Submitted to: Genome
Publication Type: Peer Reviewed Journal
Publication Acceptance Date: 4/20/1997
Publication Date: N/A
Citation: N/A Interpretive Summary: The development of genetic road-maps of plant chromosomes helps researchers to pin-point the location of genes such as disease resistance genes, and to clone them. Cloning allows the genetic engineering of the genes so that they can do their job better. But, before the genetic road-maps can be used to clone the genes researchers need a way to span the great distances between road-map markers; the regions where the genes are. In this project the authors developed a special living library of DNA that allows them to span long distances on chromosomes and to clone genes. This library contains long pieces of soybean chromosomes; much longer than have been put into soybean libraries before. The authors then showed how they could extend the length of the region covered by the library clones by overlapping clones. The overlapping segments were pieced together by looking at distinctive molecular 'fingerprints' of the DNA. This work will lhelp researchers to 'walk' along chromosomes and to clone genes which are close to road-map markers.

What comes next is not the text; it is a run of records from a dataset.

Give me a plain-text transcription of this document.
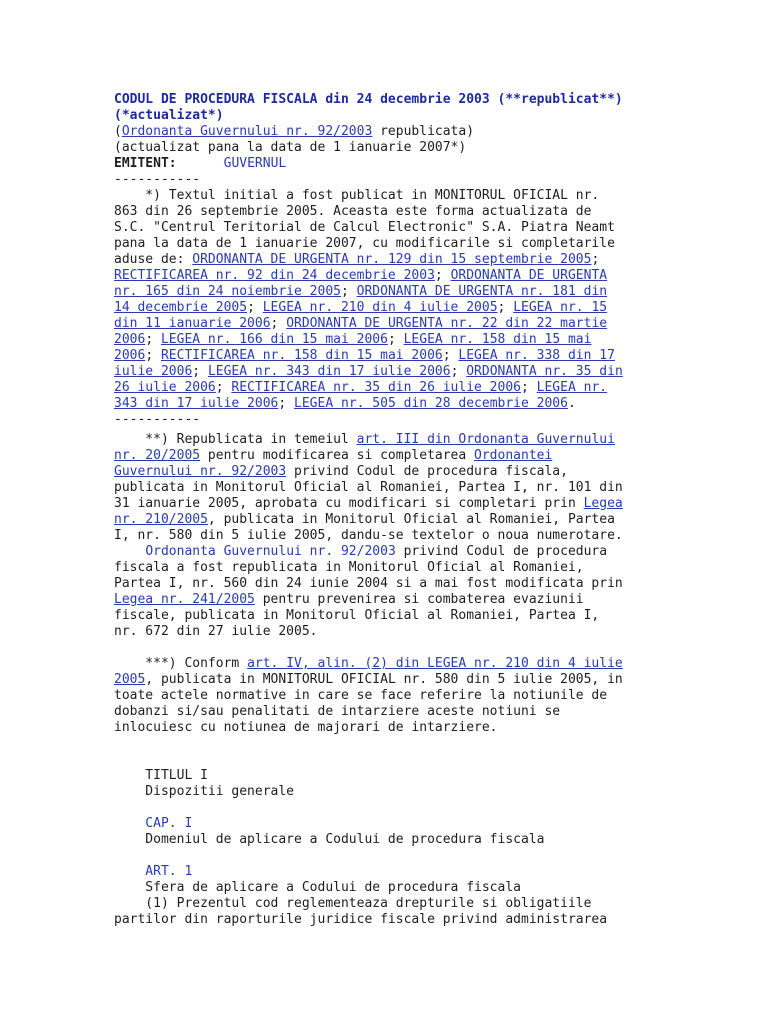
CODUL DE PROCEDURA FISCALA din 24 decembrie 2003 (**republicat**)
(*actualizat*)
(Ordonanta Guvernului nr. 92/2003 republicata)
(actualizat pana la data de 1 ianuarie 2007*)
EMITENT:	GUVERNUL
-----------
*) Textul initial a fost publicat in MONITORUL OFICIAL nr.
863 din 26 septembrie 2005. Aceasta este forma actualizata de
S.C. "Centrul Teritorial de Calcul Electronic" S.A. Piatra Neamt
pana la data de 1 ianuarie 2007, cu modificarile si completarile
aduse de: ORDONANTA DE URGENTA nr. 129 din 15 septembrie 2005;
RECTIFICAREA nr. 92 din 24 decembrie 2003; ORDONANTA DE URGENTA
nr. 165 din 24 noiembrie 2005; ORDONANTA DE URGENTA nr. 181 din
14 decembrie 2005; LEGEA nr. 210 din 4 iulie 2005; LEGEA nr. 15
din 11 ianuarie 2006; ORDONANTA DE URGENTA nr. 22 din 22 martie
2006; LEGEA nr. 166 din 15 mai 2006; LEGEA nr. 158 din 15 mai
2006; RECTIFICAREA nr. 158 din 15 mai 2006; LEGEA nr. 338 din 17
iulie 2006; LEGEA nr. 343 din 17 iulie 2006; ORDONANTA nr. 35 din
26 iulie 2006; RECTIFICAREA nr. 35 din 26 iulie 2006; LEGEA nr.
343 din 17 iulie 2006; LEGEA nr. 505 din 28 decembrie 2006.
-----------
**) Republicata in temeiul art. III din Ordonanta Guvernului
nr. 20/2005 pentru modificarea si completarea Ordonantei
Guvernului nr. 92/2003 privind Codul de procedura fiscala,
publicata in Monitorul Oficial al Romaniei, Partea I, nr. 101 din
31 ianuarie 2005, aprobata cu modificari si completari prin Legea
nr. 210/2005, publicata in Monitorul Oficial al Romaniei, Partea
I, nr. 580 din 5 iulie 2005, dandu-se textelor o noua numerotare.
Ordonanta Guvernului nr. 92/2003 privind Codul de procedura
fiscala a fost republicata in Monitorul Oficial al Romaniei,
Partea I, nr. 560 din 24 iunie 2004 si a mai fost modificata prin
Legea nr. 241/2005 pentru prevenirea si combaterea evaziunii
fiscale, publicata in Monitorul Oficial al Romaniei, Partea I,
nr. 672 din 27 iulie 2005.
***) Conform art. IV, alin. (2) din LEGEA nr. 210 din 4 iulie
2005, publicata in MONITORUL OFICIAL nr. 580 din 5 iulie 2005, in
toate actele normative in care se face referire la notiunile de
dobanzi si/sau penalitati de intarziere aceste notiuni se
inlocuiesc cu notiunea de majorari de intarziere.
TITLUL I
Dispozitii generale
CAP. I
Domeniul de aplicare a Codului de procedura fiscala
ART. 1
Sfera de aplicare a Codului de procedura fiscala
(1) Prezentul cod reglementeaza drepturile si obligatiile
partilor din raporturile juridice fiscale privind administrarea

Technical Abstract: We constructed a soybean bacterial artificial chromosome (BAC) library suitable for map-based cloning and physical mapping in soybean. This library consists of approximately 40,000 clones (four to five genome equivalents) stored individually in 384-well microtiter dishes. A random sampling of 224 clones yielded an average insert size of 150 kb, giving a 98% probability of recovering any specific sequence. We screened the library for seven single or very low copy genic or genomic sequences using the polymerase chain reaction (PRC) and found between one and seven BACs for each of the seven sequences. When testing the library with a portion of the soybean psbA chloroplast gene we found less than one percent chloroplast DNA representation. We also screened the library for eight different classes of disease resistance gene analogs (RGAs) and identified BACs containing all RGAs except for class 8. We arranged nine of the class s1 RGA BACs and six of the class 3 RGA BACs into individual contigs based o fingerprint patterns observed after Southern probing of restriction digests of the member BACs with a class-specific sequence. This resulted in the partial localization of the different multigene family sequences without precise definition of their exact positions. Using PCR-based end rescue techniques, and RFLP mapping of BAC ends, we mapped individual BACs of each contig onto linkage group J of the soybean public map. The class 1 contig mapped to the region on linkage group J containing several disease resistance genes. The arrangement of the BACs within this contig has been confirmed using PCR. The end of the class 1 contig core BAC mapped to two positions on linkage group J and cosegregated with two class 1 RGA loci suggesting that this segment is within an area of regional duplications.